If you haven't seen a box plot before, here's how to read the above plot. The starts and end of the box mark the first-quantile and third-quantile values (i.e. 25 percentile - 75 percentile). The line inside the box marks the median value. The ends of the bars mark the minimum and the maximum values (excluding the outliers). Any dots above / below the error bars are the outlier data points.

# Area Plot

Area charts are used to represent cumulative totals using numbers or percentages over time. Since these plot by default are stacked they need each column to be either all positive or all negative values.

x = range(1,6)

# Set values for each line (4 lines in this example)

y = [

[1, 4, 6, 8, 9],

[2, 2, 7, 10, 12],

[2, 8, 5, 10, 6],

[1, 5, 2, 5, 2],

]

# Setting figure size to 9x6 with dpi of 80

fig = plt.figure(figsize=(9,6), dpi=80)

# Stacked area plot

plt.stackplot(x, y, labels=['A','B','C','D'], alpha=0.8)

# Set location of legend

plt.legend(loc='upper left')

plt.show()

# Pie Chart

Pie charts show percentage or proportion of data. This percentage represented by each category is right next to its corresponding slice of pie. For pie charts in Matplotlib, the slices are ordered and plotted counter-clockwise, as shown:

# Set keyword arguments

labels = 'Kenya', 'Tanzania', 'Uganda', 'Ruwanda', 'Burundi'

sizes = [35, 30, 20, 10 ,5]

explode = (0, 0.1, 0, 0, 0) # only "explode" the 2nd slice (i.e. 'Tanzania')
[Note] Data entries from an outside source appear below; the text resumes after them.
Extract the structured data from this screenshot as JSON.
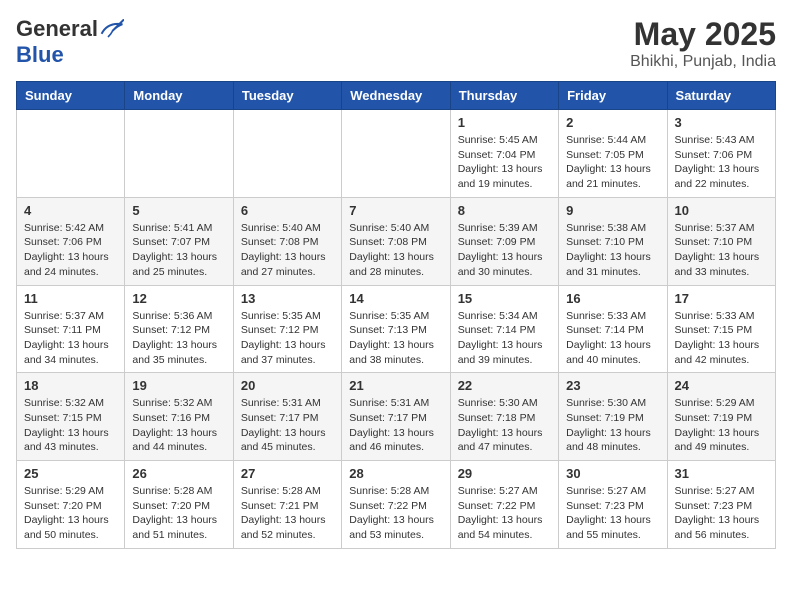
{
  "logo": {
    "general": "General",
    "blue": "Blue"
  },
  "title": "May 2025",
  "location": "Bhikhi, Punjab, India",
  "weekdays": [
    "Sunday",
    "Monday",
    "Tuesday",
    "Wednesday",
    "Thursday",
    "Friday",
    "Saturday"
  ],
  "weeks": [
    [
      {
        "day": "",
        "sunrise": "",
        "sunset": "",
        "daylight": ""
      },
      {
        "day": "",
        "sunrise": "",
        "sunset": "",
        "daylight": ""
      },
      {
        "day": "",
        "sunrise": "",
        "sunset": "",
        "daylight": ""
      },
      {
        "day": "",
        "sunrise": "",
        "sunset": "",
        "daylight": ""
      },
      {
        "day": "1",
        "sunrise": "Sunrise: 5:45 AM",
        "sunset": "Sunset: 7:04 PM",
        "daylight": "Daylight: 13 hours and 19 minutes."
      },
      {
        "day": "2",
        "sunrise": "Sunrise: 5:44 AM",
        "sunset": "Sunset: 7:05 PM",
        "daylight": "Daylight: 13 hours and 21 minutes."
      },
      {
        "day": "3",
        "sunrise": "Sunrise: 5:43 AM",
        "sunset": "Sunset: 7:06 PM",
        "daylight": "Daylight: 13 hours and 22 minutes."
      }
    ],
    [
      {
        "day": "4",
        "sunrise": "Sunrise: 5:42 AM",
        "sunset": "Sunset: 7:06 PM",
        "daylight": "Daylight: 13 hours and 24 minutes."
      },
      {
        "day": "5",
        "sunrise": "Sunrise: 5:41 AM",
        "sunset": "Sunset: 7:07 PM",
        "daylight": "Daylight: 13 hours and 25 minutes."
      },
      {
        "day": "6",
        "sunrise": "Sunrise: 5:40 AM",
        "sunset": "Sunset: 7:08 PM",
        "daylight": "Daylight: 13 hours and 27 minutes."
      },
      {
        "day": "7",
        "sunrise": "Sunrise: 5:40 AM",
        "sunset": "Sunset: 7:08 PM",
        "daylight": "Daylight: 13 hours and 28 minutes."
      },
      {
        "day": "8",
        "sunrise": "Sunrise: 5:39 AM",
        "sunset": "Sunset: 7:09 PM",
        "daylight": "Daylight: 13 hours and 30 minutes."
      },
      {
        "day": "9",
        "sunrise": "Sunrise: 5:38 AM",
        "sunset": "Sunset: 7:10 PM",
        "daylight": "Daylight: 13 hours and 31 minutes."
      },
      {
        "day": "10",
        "sunrise": "Sunrise: 5:37 AM",
        "sunset": "Sunset: 7:10 PM",
        "daylight": "Daylight: 13 hours and 33 minutes."
      }
    ],
    [
      {
        "day": "11",
        "sunrise": "Sunrise: 5:37 AM",
        "sunset": "Sunset: 7:11 PM",
        "daylight": "Daylight: 13 hours and 34 minutes."
      },
      {
        "day": "12",
        "sunrise": "Sunrise: 5:36 AM",
        "sunset": "Sunset: 7:12 PM",
        "daylight": "Daylight: 13 hours and 35 minutes."
      },
      {
        "day": "13",
        "sunrise": "Sunrise: 5:35 AM",
        "sunset": "Sunset: 7:12 PM",
        "daylight": "Daylight: 13 hours and 37 minutes."
      },
      {
        "day": "14",
        "sunrise": "Sunrise: 5:35 AM",
        "sunset": "Sunset: 7:13 PM",
        "daylight": "Daylight: 13 hours and 38 minutes."
      },
      {
        "day": "15",
        "sunrise": "Sunrise: 5:34 AM",
        "sunset": "Sunset: 7:14 PM",
        "daylight": "Daylight: 13 hours and 39 minutes."
      },
      {
        "day": "16",
        "sunrise": "Sunrise: 5:33 AM",
        "sunset": "Sunset: 7:14 PM",
        "daylight": "Daylight: 13 hours and 40 minutes."
      },
      {
        "day": "17",
        "sunrise": "Sunrise: 5:33 AM",
        "sunset": "Sunset: 7:15 PM",
        "daylight": "Daylight: 13 hours and 42 minutes."
      }
    ],
    [
      {
        "day": "18",
        "sunrise": "Sunrise: 5:32 AM",
        "sunset": "Sunset: 7:15 PM",
        "daylight": "Daylight: 13 hours and 43 minutes."
      },
      {
        "day": "19",
        "sunrise": "Sunrise: 5:32 AM",
        "sunset": "Sunset: 7:16 PM",
        "daylight": "Daylight: 13 hours and 44 minutes."
      },
      {
        "day": "20",
        "sunrise": "Sunrise: 5:31 AM",
        "sunset": "Sunset: 7:17 PM",
        "daylight": "Daylight: 13 hours and 45 minutes."
      },
      {
        "day": "21",
        "sunrise": "Sunrise: 5:31 AM",
        "sunset": "Sunset: 7:17 PM",
        "daylight": "Daylight: 13 hours and 46 minutes."
      },
      {
        "day": "22",
        "sunrise": "Sunrise: 5:30 AM",
        "sunset": "Sunset: 7:18 PM",
        "daylight": "Daylight: 13 hours and 47 minutes."
      },
      {
        "day": "23",
        "sunrise": "Sunrise: 5:30 AM",
        "sunset": "Sunset: 7:19 PM",
        "daylight": "Daylight: 13 hours and 48 minutes."
      },
      {
        "day": "24",
        "sunrise": "Sunrise: 5:29 AM",
        "sunset": "Sunset: 7:19 PM",
        "daylight": "Daylight: 13 hours and 49 minutes."
      }
    ],
    [
      {
        "day": "25",
        "sunrise": "Sunrise: 5:29 AM",
        "sunset": "Sunset: 7:20 PM",
        "daylight": "Daylight: 13 hours and 50 minutes."
      },
      {
        "day": "26",
        "sunrise": "Sunrise: 5:28 AM",
        "sunset": "Sunset: 7:20 PM",
        "daylight": "Daylight: 13 hours and 51 minutes."
      },
      {
        "day": "27",
        "sunrise": "Sunrise: 5:28 AM",
        "sunset": "Sunset: 7:21 PM",
        "daylight": "Daylight: 13 hours and 52 minutes."
      },
      {
        "day": "28",
        "sunrise": "Sunrise: 5:28 AM",
        "sunset": "Sunset: 7:22 PM",
        "daylight": "Daylight: 13 hours and 53 minutes."
      },
      {
        "day": "29",
        "sunrise": "Sunrise: 5:27 AM",
        "sunset": "Sunset: 7:22 PM",
        "daylight": "Daylight: 13 hours and 54 minutes."
      },
      {
        "day": "30",
        "sunrise": "Sunrise: 5:27 AM",
        "sunset": "Sunset: 7:23 PM",
        "daylight": "Daylight: 13 hours and 55 minutes."
      },
      {
        "day": "31",
        "sunrise": "Sunrise: 5:27 AM",
        "sunset": "Sunset: 7:23 PM",
        "daylight": "Daylight: 13 hours and 56 minutes."
      }
    ]
  ]
}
# Plot pie chart with the above set arguments

fig = plt.figure(figsize=(9, 6))

plt.pie(sizes, explode=explode, labels=labels, autopct='%1.1f%%', shadow=True, startangle=90)

plt.axis('equal') # Equal aspect ratio ensures that pie is drawn as a circle.

plt.show()

Above, autopct='%1.1f%%' says display the percentage with 1 digit precision. And startangle=90 says that the first pie (Kenya) should start from angle 90 degrees (angle is the angle made with positive x-axis).

# For Further Exploration

- For more on Matplotlib: pyplot — Matplotlib documentation
**Seaborn** is built on top of matplotlib and allows you to easily produce prettier (and more complex) visualizations. **D3.js** is a JavaScript library for producing sophisticated interactive visualizations for the web. Although it is not in Python, it is both trendy and widely used. **Bokeh** is a newer library that brings D3-style visualizations into Python. **ggplot **is a Python port of the popular R library ggplot2, which is widely used for creating “publication quality” charts and graphics. It’s probably most interesting if you’re already an avid ggplot2 user, and possibly a little opaque if you’re not.

Before wrapping up, I'll leave you to ponder over this Antoine de Saint-Exupery's quote. "*Perfection is achieved, not when there is nothing more to add, but when there is nothing left to take away*".